A ce titre, parmi les passages intéressants, l’évocation des « marchands en mer », pour reprendre l’expression de Sophocle mentionnée par l’auteur, s’avère édifiante (p.183). Le commerce maritime est source d’information, voire de rumeurs, dans le monde antique. Et cela, qu’il soit réalisé par des ressortissants athéniens jouissant de la plénitude des droits civiques ou par des non-citoyens. Même le plus humble marin de la cité configure, de manière plus ou moins directe et à plus ou moins grande échelle, l’échiquier politique athénien. Qu’il s’agisse d’information ou de désinformation, il oriente, canalise et configure l’imaginaire social. Il structure le débat public. Aussi le métèque ne vote-t-il sans doute pas, mais il se révèle fréquemment comme l’intermédiaire par lequel les conjectures sur l’outre-mer s’échafaudent. Toutefois, cet étranger accueilli par Athènes peut aussi s’impliquer de façon nettement plus tangible.

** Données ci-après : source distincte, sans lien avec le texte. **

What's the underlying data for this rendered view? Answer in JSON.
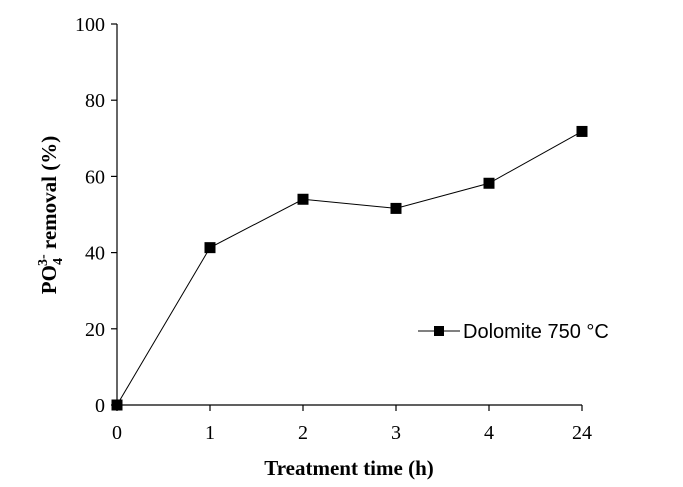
{
  "chart_data": {
    "type": "line",
    "title": "",
    "xlabel": "Treatment time (h)",
    "ylabel": {
      "main": "PO",
      "sub": "4",
      "sup": "3-",
      "rest": " removal (%)"
    },
    "categories": [
      "0",
      "1",
      "2",
      "3",
      "4",
      "24"
    ],
    "series": [
      {
        "name": "Dolomite 750 °C",
        "values": [
          0,
          41.3,
          54.0,
          51.6,
          58.2,
          71.8
        ],
        "color": "#000000",
        "marker": "square"
      }
    ],
    "ylim": [
      0,
      100
    ],
    "yticks": [
      "0",
      "20",
      "40",
      "60",
      "80",
      "100"
    ],
    "grid": false,
    "legend": "right"
  }
}
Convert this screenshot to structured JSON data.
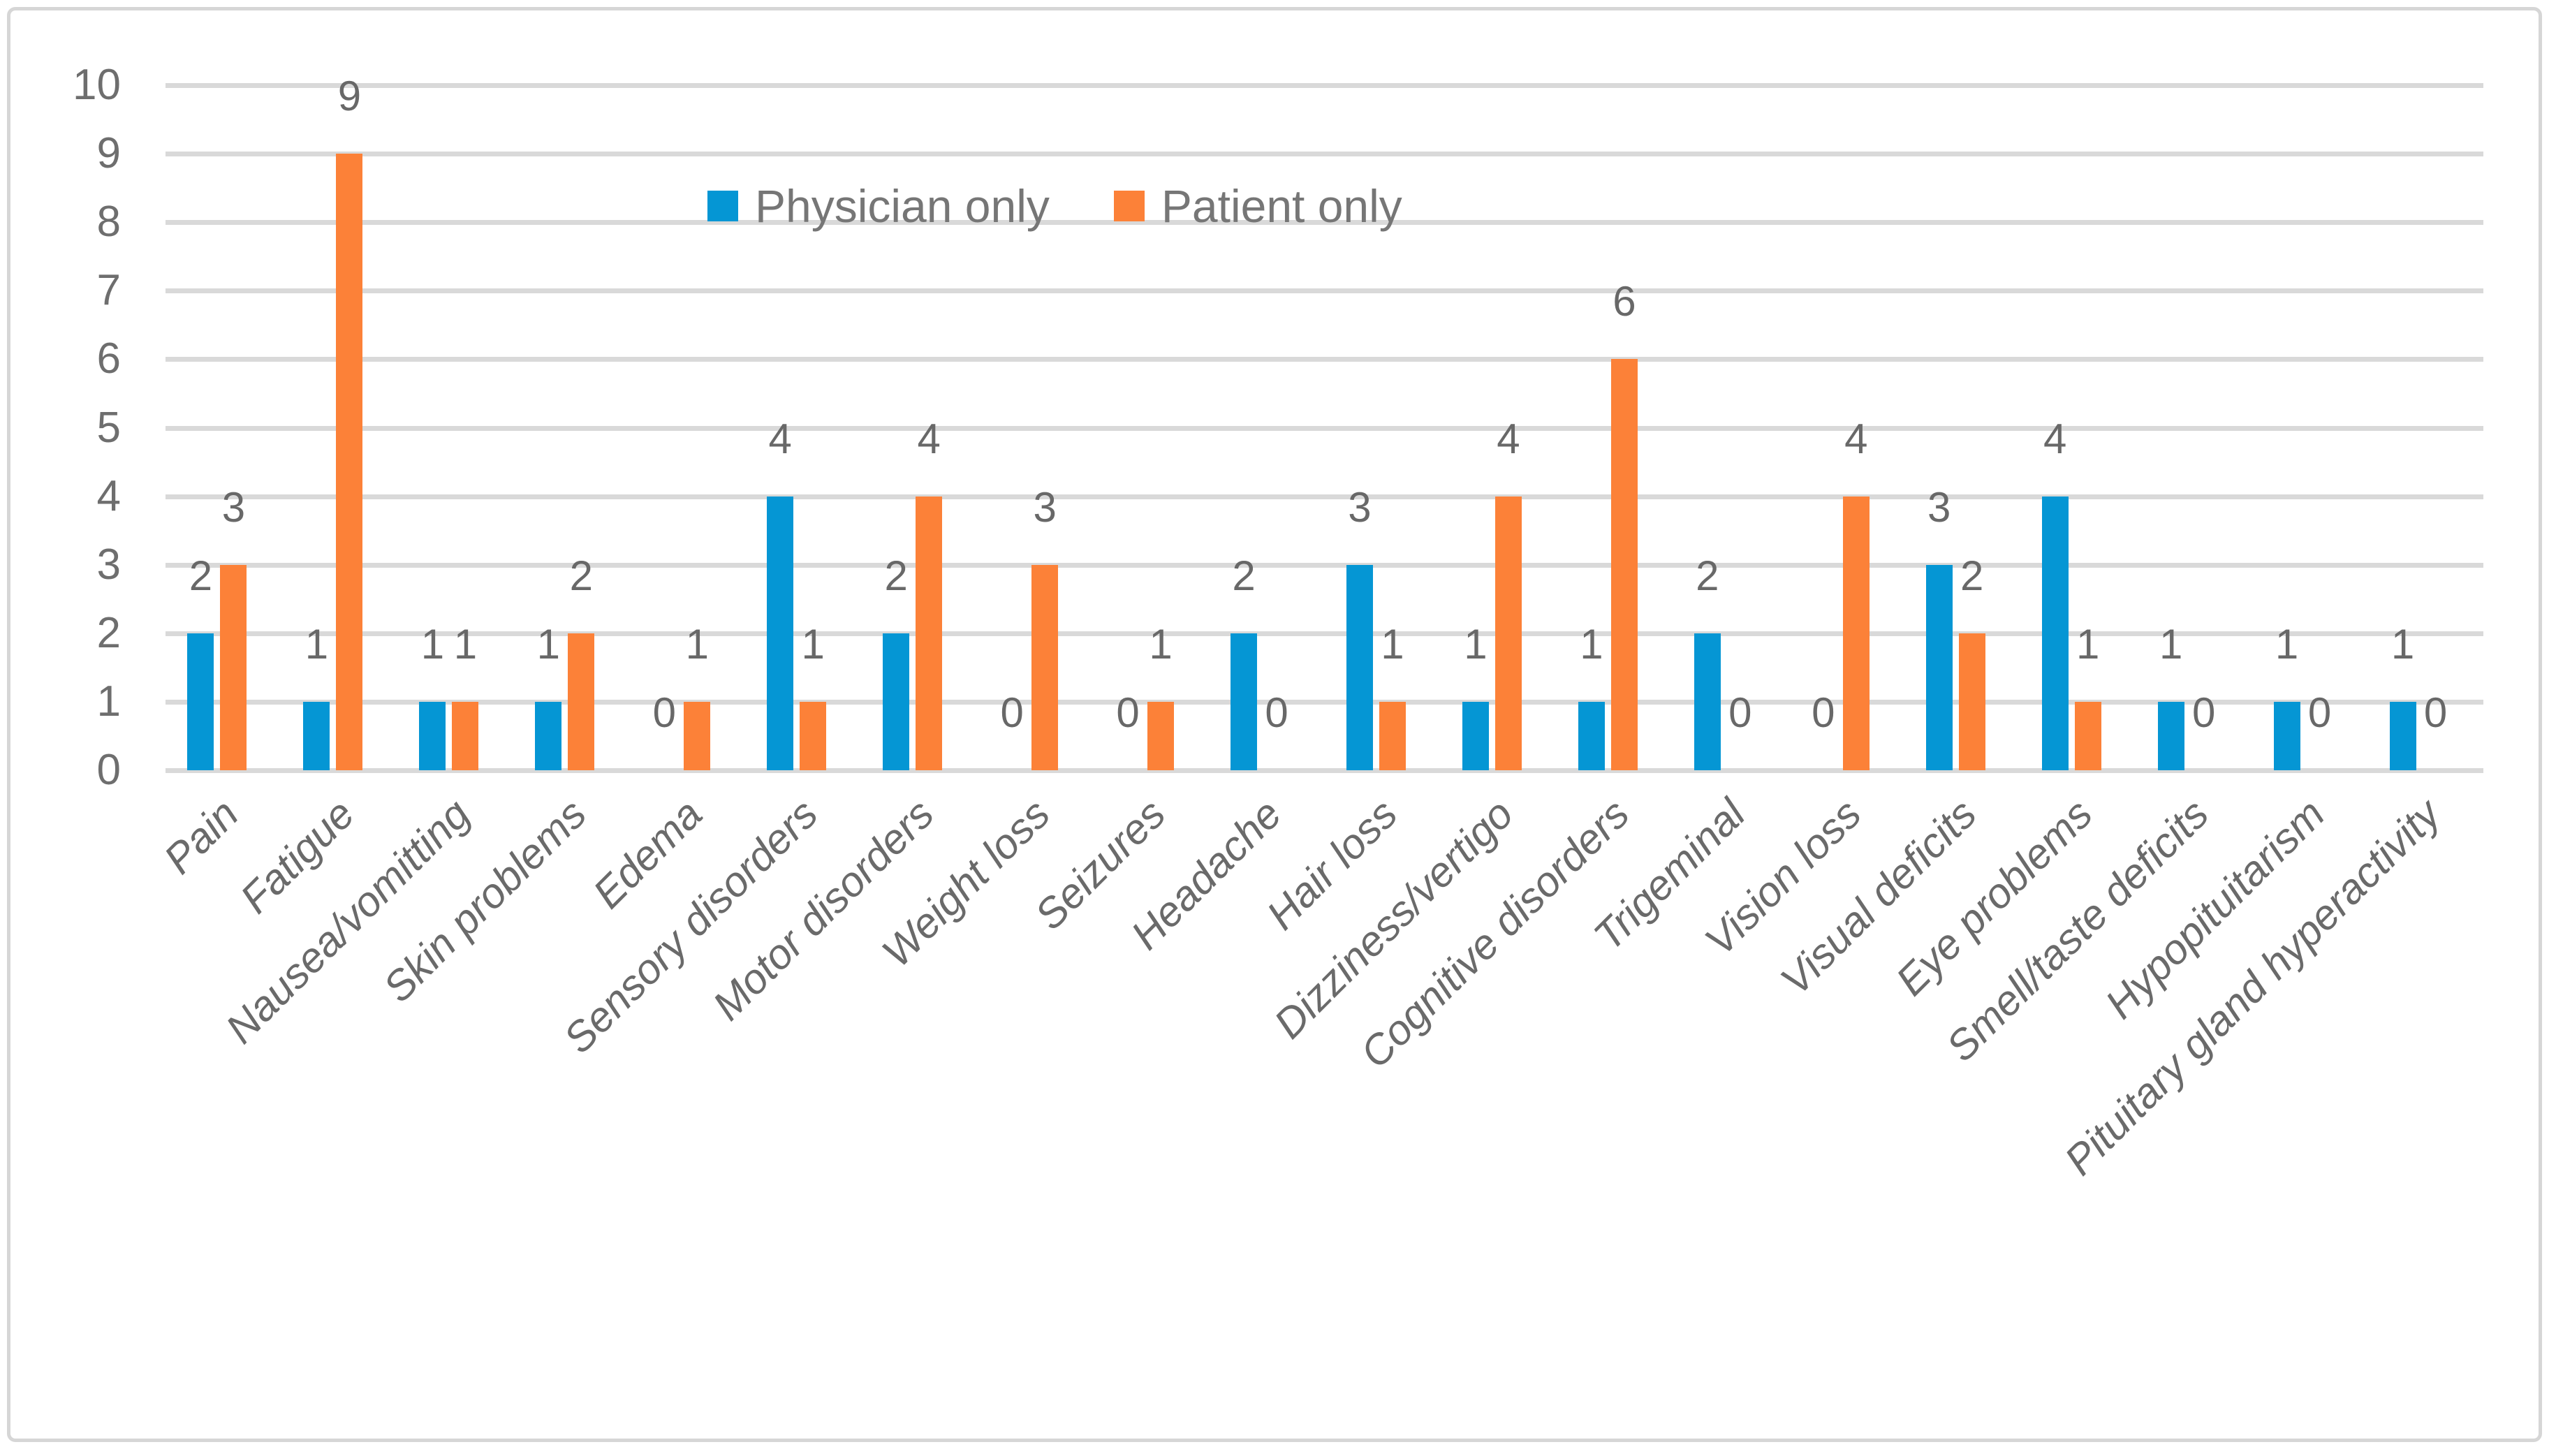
{
  "chart_data": {
    "type": "bar",
    "title": "",
    "categories": [
      "Pain",
      "Fatigue",
      "Nausea/vomitting",
      "Skin problems",
      "Edema",
      "Sensory disorders",
      "Motor disorders",
      "Weight loss",
      "Seizures",
      "Headache",
      "Hair loss",
      "Dizziness/vertigo",
      "Cognitive disorders",
      "Trigeminal",
      "Vision loss",
      "Visual deficits",
      "Eye problems",
      "Smell/taste deficits",
      "Hypopituitarism",
      "Pituitary gland hyperactivity"
    ],
    "series": [
      {
        "name": "Physician only",
        "color": "#0596D4",
        "values": [
          2,
          1,
          1,
          1,
          0,
          4,
          2,
          0,
          0,
          2,
          3,
          1,
          1,
          2,
          0,
          3,
          4,
          1,
          1,
          1
        ]
      },
      {
        "name": "Patient only",
        "color": "#FC8138",
        "values": [
          3,
          9,
          1,
          2,
          1,
          1,
          4,
          3,
          1,
          0,
          1,
          4,
          6,
          0,
          4,
          2,
          1,
          0,
          0,
          0
        ]
      }
    ],
    "xlabel": "",
    "ylabel": "",
    "ylim": [
      0,
      10
    ],
    "yticks": [
      "0",
      "1",
      "2",
      "3",
      "4",
      "5",
      "6",
      "7",
      "8",
      "9",
      "10"
    ],
    "grid": "horizontal",
    "legend_position": "top-center-inside",
    "value_labels": "above-bars"
  },
  "style": {
    "bar_color_physician": "#0596D4",
    "bar_color_patient": "#FC8138",
    "gridline_color": "#d9d9d9",
    "text_color": "#6e6e6e",
    "figure_border_color": "#d6d6d6",
    "background_color": "#ffffff"
  }
}
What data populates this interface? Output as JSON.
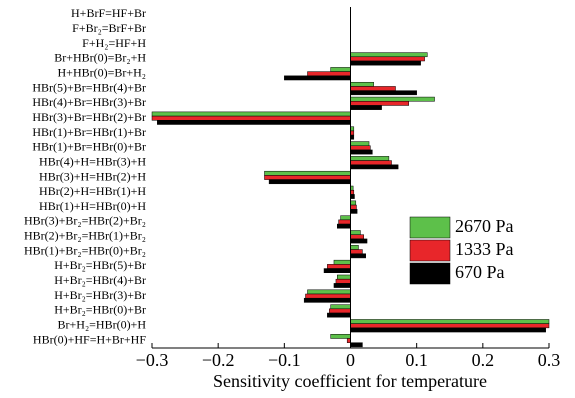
{
  "chart_data": {
    "type": "barh",
    "xlabel": "Sensitivity coefficient for temperature",
    "categories": [
      "H+BrF=HF+Br",
      "F+Br₂=BrF+Br",
      "F+H₂=HF+H",
      "Br+HBr(0)=Br₂+H",
      "H+HBr(0)=Br+H₂",
      "HBr(5)+Br=HBr(4)+Br",
      "HBr(4)+Br=HBr(3)+Br",
      "HBr(3)+Br=HBr(2)+Br",
      "HBr(1)+Br=HBr(1)+Br",
      "HBr(1)+Br=HBr(0)+Br",
      "HBr(4)+H=HBr(3)+H",
      "HBr(3)+H=HBr(2)+H",
      "HBr(2)+H=HBr(1)+H",
      "HBr(1)+H=HBr(0)+H",
      "HBr(3)+Br₂=HBr(2)+Br₂",
      "HBr(2)+Br₂=HBr(1)+Br₂",
      "HBr(1)+Br₂=HBr(0)+Br₂",
      "H+Br₂=HBr(5)+Br",
      "H+Br₂=HBr(4)+Br",
      "H+Br₂=HBr(3)+Br",
      "H+Br₂=HBr(0)+Br",
      "Br+H₂=HBr(0)+H",
      "HBr(0)+HF=H+Br+HF"
    ],
    "series": [
      {
        "name": "2670 Pa",
        "color": "#5dc04a",
        "values": [
          0,
          0,
          0,
          0.116,
          -0.03,
          0.035,
          0.127,
          -0.3,
          0.005,
          0.028,
          0.058,
          -0.13,
          0.004,
          0.008,
          -0.015,
          0.015,
          0.012,
          -0.025,
          -0.02,
          -0.065,
          -0.03,
          0.3,
          -0.03
        ]
      },
      {
        "name": "1333 Pa",
        "color": "#e8262a",
        "values": [
          0,
          0,
          0,
          0.112,
          -0.065,
          0.068,
          0.088,
          -0.3,
          0.005,
          0.03,
          0.062,
          -0.13,
          0.005,
          0.009,
          -0.018,
          0.02,
          0.018,
          -0.035,
          -0.022,
          -0.068,
          -0.032,
          0.3,
          -0.005
        ]
      },
      {
        "name": "670 Pa",
        "color": "#000000",
        "values": [
          0,
          0,
          0,
          0.106,
          -0.1,
          0.1,
          0.047,
          -0.292,
          0.005,
          0.033,
          0.072,
          -0.123,
          0.006,
          0.01,
          -0.02,
          0.025,
          0.023,
          -0.04,
          -0.025,
          -0.07,
          -0.035,
          0.295,
          0.018
        ]
      }
    ],
    "xlim": [
      -0.3,
      0.3
    ],
    "xticks": [
      {
        "value": -0.3,
        "label": "−0.3"
      },
      {
        "value": -0.2,
        "label": "−0.2"
      },
      {
        "value": -0.1,
        "label": "−0.1"
      },
      0,
      0.1,
      0.2,
      0.3
    ],
    "legend": "right"
  }
}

Le diptyque hérité est désormais canonique. D’une part, le mauvais métèque. Il ne s’attarde pas dans Athènes, il désire s’enrichir puis partir. D’autre part, le bon métèque, désireux de s’engager aux côtés des citoyens athéniens et disposé à partager leur sort, y compris dans les moments les plus dramatiques. « Athéniens sans l’être vraiment » précise M. Mansouri (p.198) – heureuse formule empruntée à Nicias. Nombreux sont les métèques qui sont aux côtés de Thrasybule pour renverser la tyrannie des Trente en 403. Bien sûr, tout n’est pas qu’altruisme. Thrasybule a promis aux métèques qui épousent sa cause l’obtention du droit de cité. Outre la reconnaissance symbolique que cela implique, il ne faut pas sous-estimer l’attrait financier d’une telle promesse : ne plus acquitter le métoikon, cette taxe de séjour qui correspond à une journée de travail par mois pour les hommes et une demi-journée pour les femmes. Ainsi, l’attitude des élites à l’égard des catégories laborieuses n’est pas monolithique. L’ambiguïté des comportements est reflétée par la diversité des substantifs, oscillant entre une image fréquemment négative et une reconnaissance ponctuelle. Le potier n’est pas qu’un banausos usé par le feu. Au gré des écrits, il peut aussi être désigné comme un technitès, voire un démourgos, vocables plus positifs. Le premier privilégie l’identification par le savoir-faire, tandis que le second entend rappeler que l’artisan, démiurge à petite échelle, déploie une activité créative au service de la communauté. Le monde marchand suscite également des visions multiples. L’emporos, marchand au long cours, est plutôt respecté car il exerce une influence à l’échelle régionale. Le kapélos, petit commerçant dont le rayonnement n’échappe guère à l’échelle locale de son petit étalage, est davantage négligé.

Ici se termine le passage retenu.